0

I have a server coded in C++ running on ubuntu 10.04, currently in production, which exhibit a weird bug.

Context :

Each client connecting to the server has one socket and 2 threads

  • 1 thread for writing to the socket,
  • 1 thread for reading from the socket.

The socket is configured via ::setsockopt with SO_RCVTIMEO of 10 seconds.

Each ::send on the socket has flag MSG_NOSIGNAL set (each ::recvfrom also, but it seems it should have no impact)

Bug :

I have some evidence (but not 100% sure) that the following scenario may occur rarely :

  • ::recvfrom is called and block until either data is present or timeout is reached
  • ::send is called and the write on the socket triggers an error, returns EPIPE (Broken Pipe) error
  • Bug : ::recvfrom is still blocked, and will never return, somehow ignoring SO_RCVTIMEO option

Does the above scenario makes some sense to you ?

Metrics :

The bug happens approximatively every week. During a week, there is approximatively :

  • 20K sockets used
  • 30M ::recvfrom called
  • 60M ::send called

Should I rather use the timeout feature from ::select ? (supposing that the timeout implementation would be different from the SO_RCVTIMEO one)

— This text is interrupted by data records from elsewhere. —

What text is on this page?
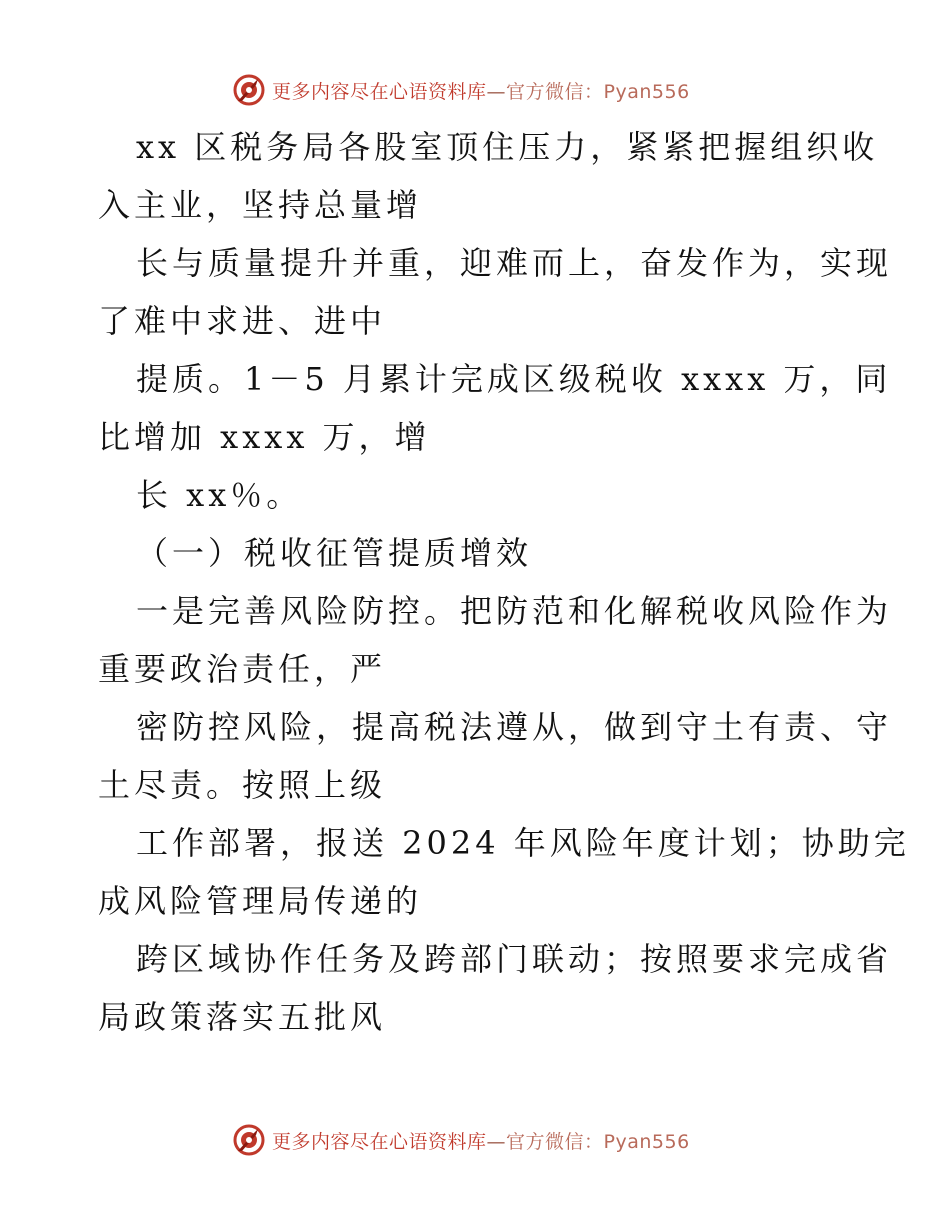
更多内容尽在心语资料库—官方微信：Pyan556
xx 区税务局各股室顶住压力，紧紧把握组织收
入主业，坚持总量增
长与质量提升并重，迎难而上，奋发作为，实现
了难中求进、进中
提质。1－5 月累计完成区级税收 xxxx 万，同
比增加 xxxx 万，增
长 xx％。
（一）税收征管提质增效
一是完善风险防控。把防范和化解税收风险作为
重要政治责任，严
密防控风险，提高税法遵从，做到守土有责、守
土尽责。按照上级
工作部署，报送 2024 年风险年度计划；协助完
成风险管理局传递的
跨区域协作任务及跨部门联动；按照要求完成省
局政策落实五批风
更多内容尽在心语资料库—官方微信：Pyan556
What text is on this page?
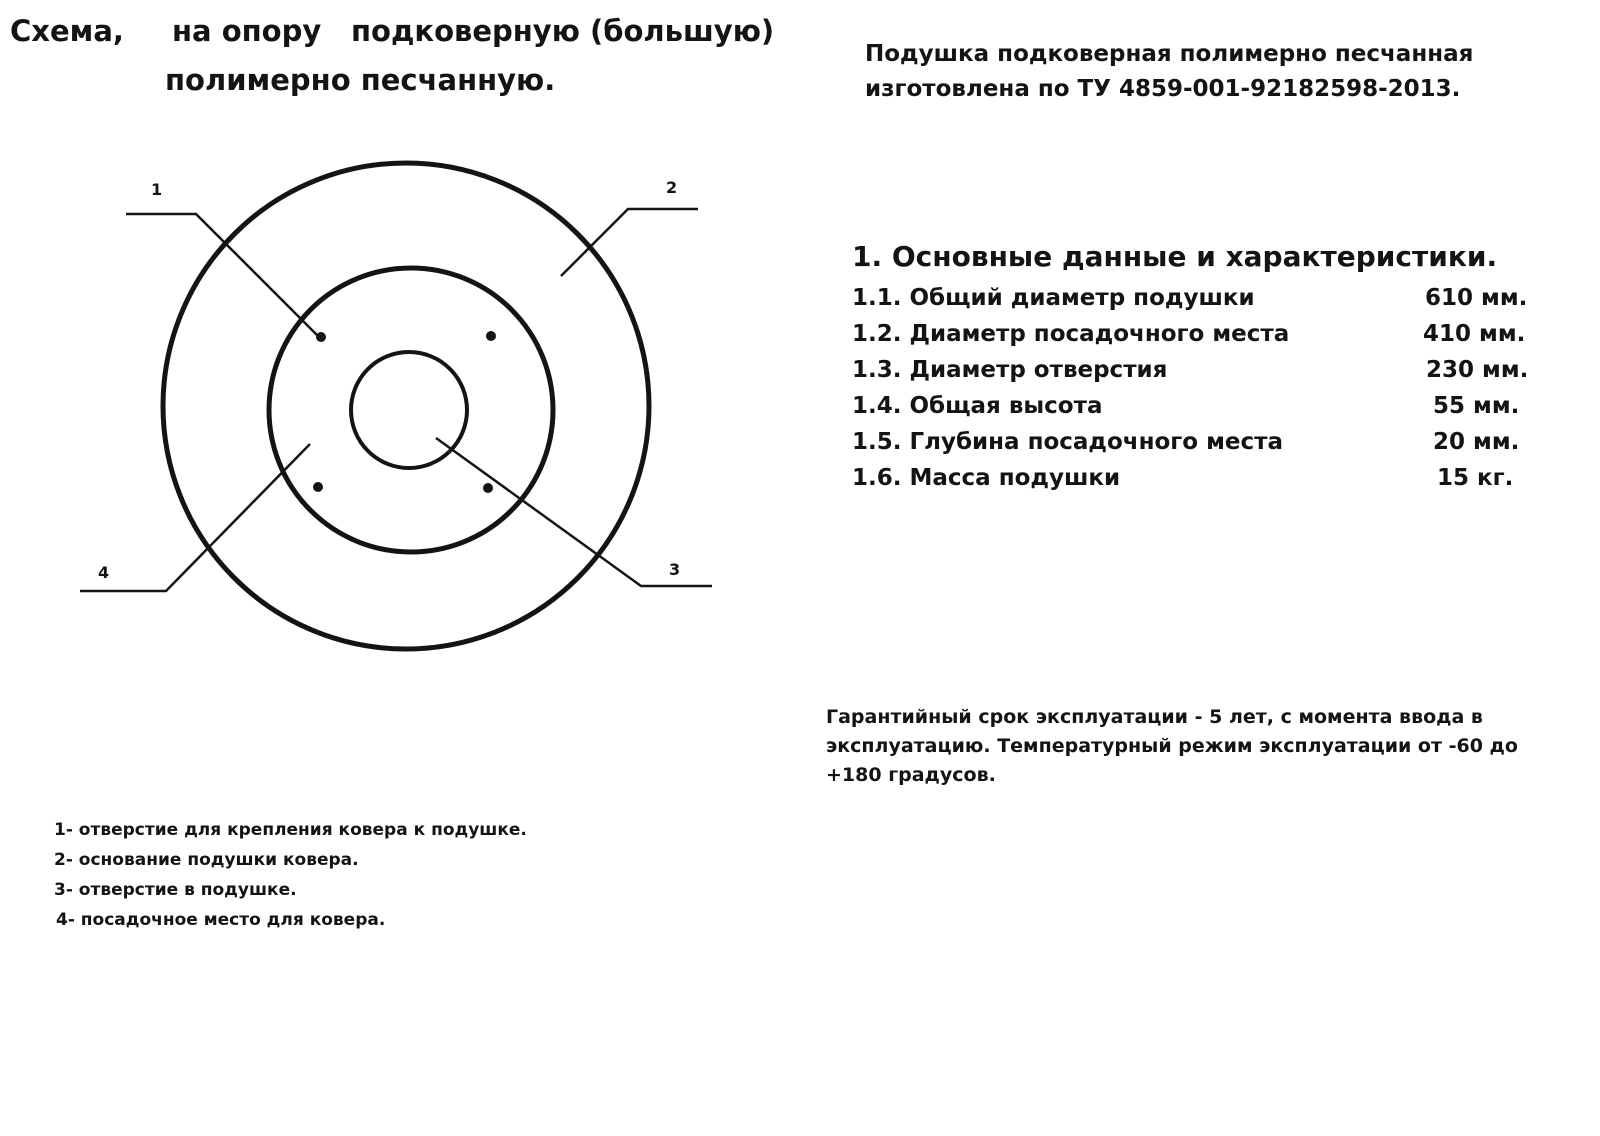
Схема, на опору подковерную (большую)
полимерно песчанную.
Подушка подковерная полимерно песчанная
изготовлена по ТУ 4859-001-92182598-2013.
1. Основные данные и характеристики.
1.1. Общий диаметр подушки	610 мм.
1.2. Диаметр посадочного места	410 мм.
1.3. Диаметр отверстия	230 мм.
1.4. Общая высота	55 мм.
1.5. Глубина посадочного места	20 мм.
1.6. Масса подушки	15 кг.
Гарантийный срок эксплуатации - 5 лет, с момента ввода в
эксплуатацию. Температурный режим эксплуатации от -60 до
+180 градусов.
1	2
3
4
1- отверстие для крепления ковера к подушке.
2- основание подушки ковера.
3- отверстие в подушке.
4- посадочное место для ковера.
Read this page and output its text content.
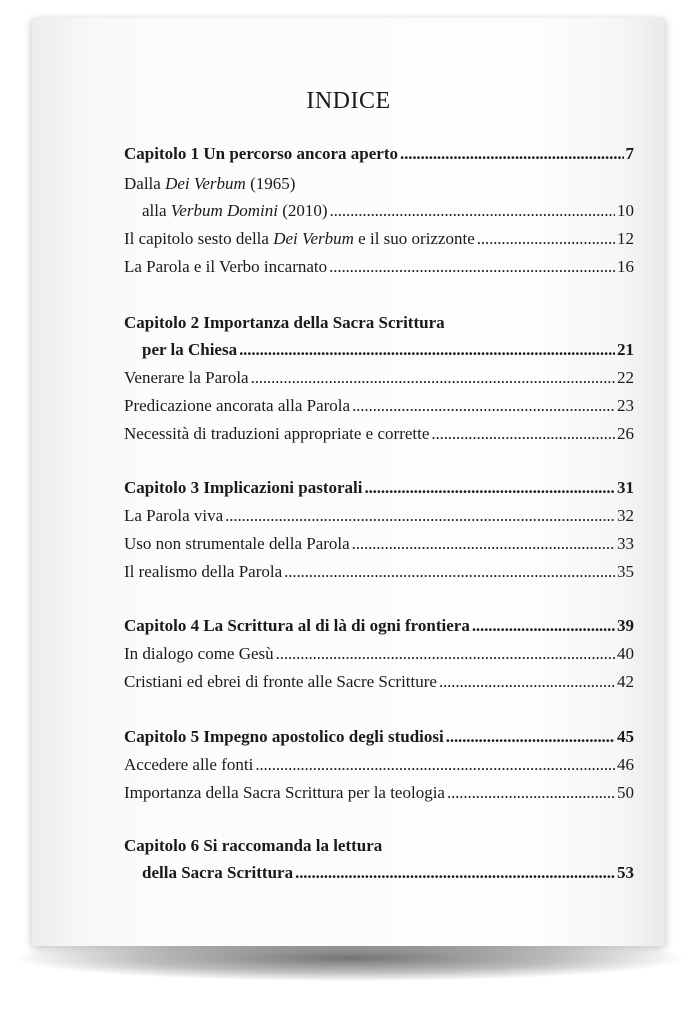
INDICE
Capitolo 1 Un percorso ancora aperto . . .	7
Dalla Dei Verbum (1965)
alla Verbum Domini (2010) . . .	10
Il capitolo sesto della Dei Verbum e il suo orizzonte . . .	12
La Parola e il Verbo incarnato . . .	16
Capitolo 2 Importanza della Sacra Scrittura
per la Chiesa . . .	21
Venerare la Parola . . .	22
Predicazione ancorata alla Parola . . .	23
Necessità di traduzioni appropriate e corrette . . .	26
Capitolo 3 Implicazioni pastorali . . .	31
La Parola viva . . .	32
Uso non strumentale della Parola . . .	33
Il realismo della Parola . . .	35
Capitolo 4 La Scrittura al di là di ogni frontiera . . .	39
In dialogo come Gesù . . .	40
Cristiani ed ebrei di fronte alle Sacre Scritture . . .	42
Capitolo 5 Impegno apostolico degli studiosi . . .	45
Accedere alle fonti . . .	46
Importanza della Sacra Scrittura per la teologia . . .	50
Capitolo 6 Si raccomanda la lettura
della Sacra Scrittura . . .	53
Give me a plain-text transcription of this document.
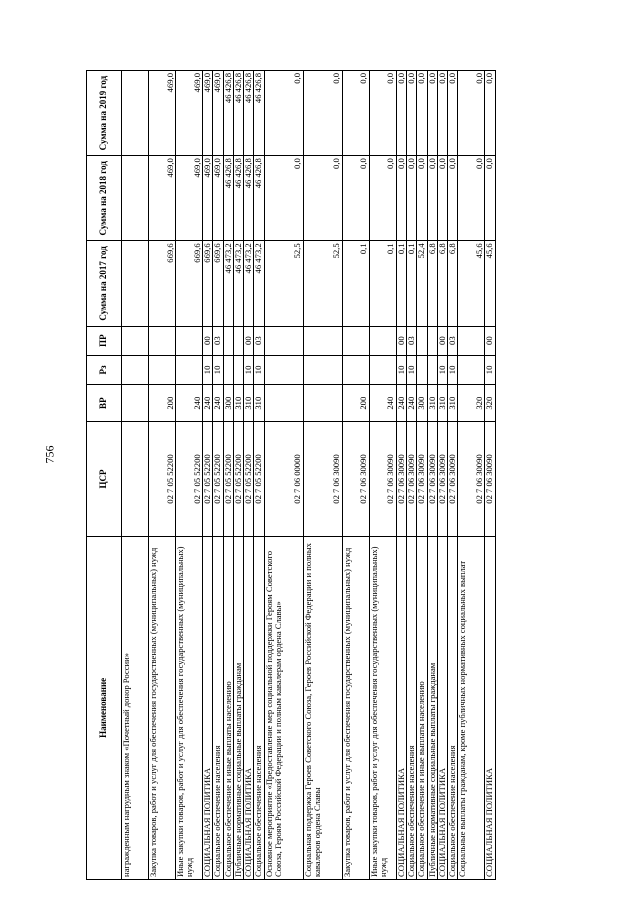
756
Наименование	ЦСР	ВР	Рз	ПР	Сумма на 2017 год	Сумма на 2018 год	Сумма на 2019 год
награжденным нагрудным знаком «Почетный донор России»							
Закупка товаров, работ и услуг для обеспечения государственных (муниципальных) нужд	02 7 05 52200	200			669,6	469,0	469,0
Иные закупки товаров, работ и услуг для обеспечения государственных (муниципальных) нужд	02 7 05 52200	240			669,6	469,0	469,0
СОЦИАЛЬНАЯ ПОЛИТИКА	02 7 05 52200	240	10	00	669,6	469,0	469,0
Социальное обеспечение населения	02 7 05 52200	240	10	03	669,6	469,0	469,0
Социальное обеспечение и иные выплаты населению	02 7 05 52200	300			46 473,2	46 426,8	46 426,8
Публичные нормативные социальные выплаты гражданам	02 7 05 52200	310			46 473,2	46 426,8	46 426,8
СОЦИАЛЬНАЯ ПОЛИТИКА	02 7 05 52200	310	10	00	46 473,2	46 426,8	46 426,8
Социальное обеспечение населения	02 7 05 52200	310	10	03	46 473,2	46 426,8	46 426,8
Основное мероприятие «Предоставление мер социальной поддержки Героям Советского Союза, Героям Российской Федерации и полным кавалерам ордена Славы»	02 7 06 00000				52,5	0,0	0,0
Социальная поддержка Героев Советского Союза, Героев Российской Федерации и полных кавалеров ордена Славы	02 7 06 30090				52,5	0,0	0,0
Закупка товаров, работ и услуг для обеспечения государственных (муниципальных) нужд	02 7 06 30090	200			0,1	0,0	0,0
Иные закупки товаров, работ и услуг для обеспечения государственных (муниципальных) нужд	02 7 06 30090	240			0,1	0,0	0,0
СОЦИАЛЬНАЯ ПОЛИТИКА	02 7 06 30090	240	10	00	0,1	0,0	0,0
Социальное обеспечение населения	02 7 06 30090	240	10	03	0,1	0,0	0,0
Социальное обеспечение и иные выплаты населению	02 7 06 30090	300			52,4	0,0	0,0
Публичные нормативные социальные выплаты гражданам	02 7 06 30090	310			6,8	0,0	0,0
СОЦИАЛЬНАЯ ПОЛИТИКА	02 7 06 30090	310	10	00	6,8	0,0	0,0
Социальное обеспечение населения	02 7 06 30090	310	10	03	6,8	0,0	0,0
Социальные выплаты гражданам, кроме публичных нормативных социальных выплат	02 7 06 30090	320			45,6	0,0	0,0
СОЦИАЛЬНАЯ ПОЛИТИКА	02 7 06 30090	320	10	00	45,6	0,0	0,0
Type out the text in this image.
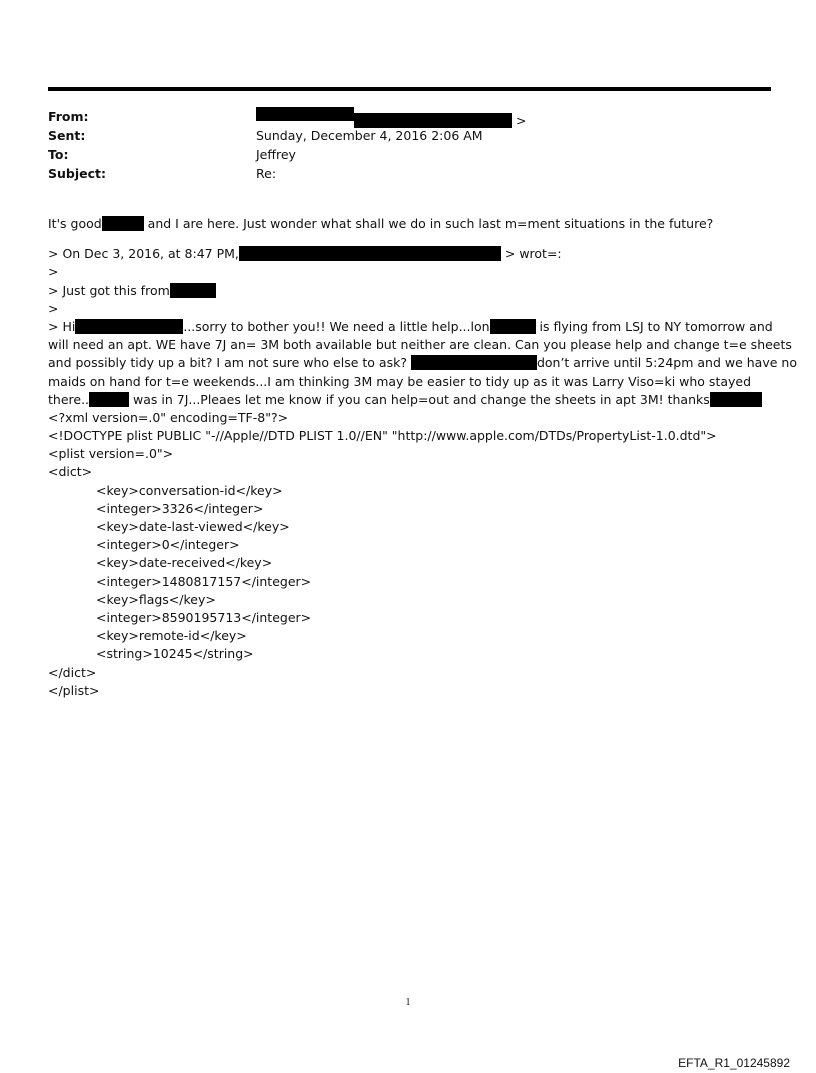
From:	>
Sent:	Sunday, December 4, 2016 2:06 AM
To:	Jeffrey
Subject:	Re:
It's good	and I are here. Just wonder what shall we do in such last m=ment situations in the future?
> On Dec 3, 2016, at 8:47 PM,	> wrot=:
>
> Just got this from
>
> Hi	...sorry to bother you!! We need a little help...lon	is flying from LSJ to NY tomorrow and
will need an apt. WE have 7J an= 3M both available but neither are clean. Can you please help and change t=e sheets
and possibly tidy up a bit? I am not sure who else to ask?	don’t arrive until 5:24pm and we have no
maids on hand for t=e weekends...I am thinking 3M may be easier to tidy up as it was Larry Viso=ki who stayed
there..	was in 7J...Pleaes let me know if you can help=out and change the sheets in apt 3M! thanks
<?xml version=.0" encoding=TF-8"?>
<!DOCTYPE plist PUBLIC "-//Apple//DTD PLIST 1.0//EN" "http://www.apple.com/DTDs/PropertyList-1.0.dtd">
<plist version=.0">
<dict>
<key>conversation-id</key>
<integer>3326</integer>
<key>date-last-viewed</key>
<integer>0</integer>
<key>date-received</key>
<integer>1480817157</integer>
<key>flags</key>
<integer>8590195713</integer>
<key>remote-id</key>
<string>10245</string>
</dict>
</plist>
1
EFTA_R1_01245892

Thanks a lot for any idea on this matter !

R4f
  • 31
  • 2
  • Please add a language tag. This looks like C++? – Gray Jun 14 '12 at 17:53
  • Does your metric observe cases when recvfrom times out as expected? That is, do you have a proof that SO_RCVTIMEO works in your server? – Pavel Zdenek Jun 14 '12 at 19:52
  • select() or even epoll() is indeed a more standard way to handle socket communication. – Brady Jun 15 '12 at 07:30
  • The language is C++, but it could be C. – R4f Jun 15 '12 at 08:42
  • SO_RCVTIMEO works : we use it for a ping system similar to what you found in MMO. If we don't get a ping from the client in less than 10 seconds, we close the connection. – R4f Jun 15 '12 at 08:43
  • select or epoll won't prevent the fact that I need to send data asynchronously and at any moment. Then would select or epoll unblock if send "detects" a broken pipe ? At least for the old select, it depends on how the timeout is implemented, but is it different to SO_RCVTIMEO which seems to be a facility somehow ? – R4f Jun 15 '12 at 10:35

0 Answers0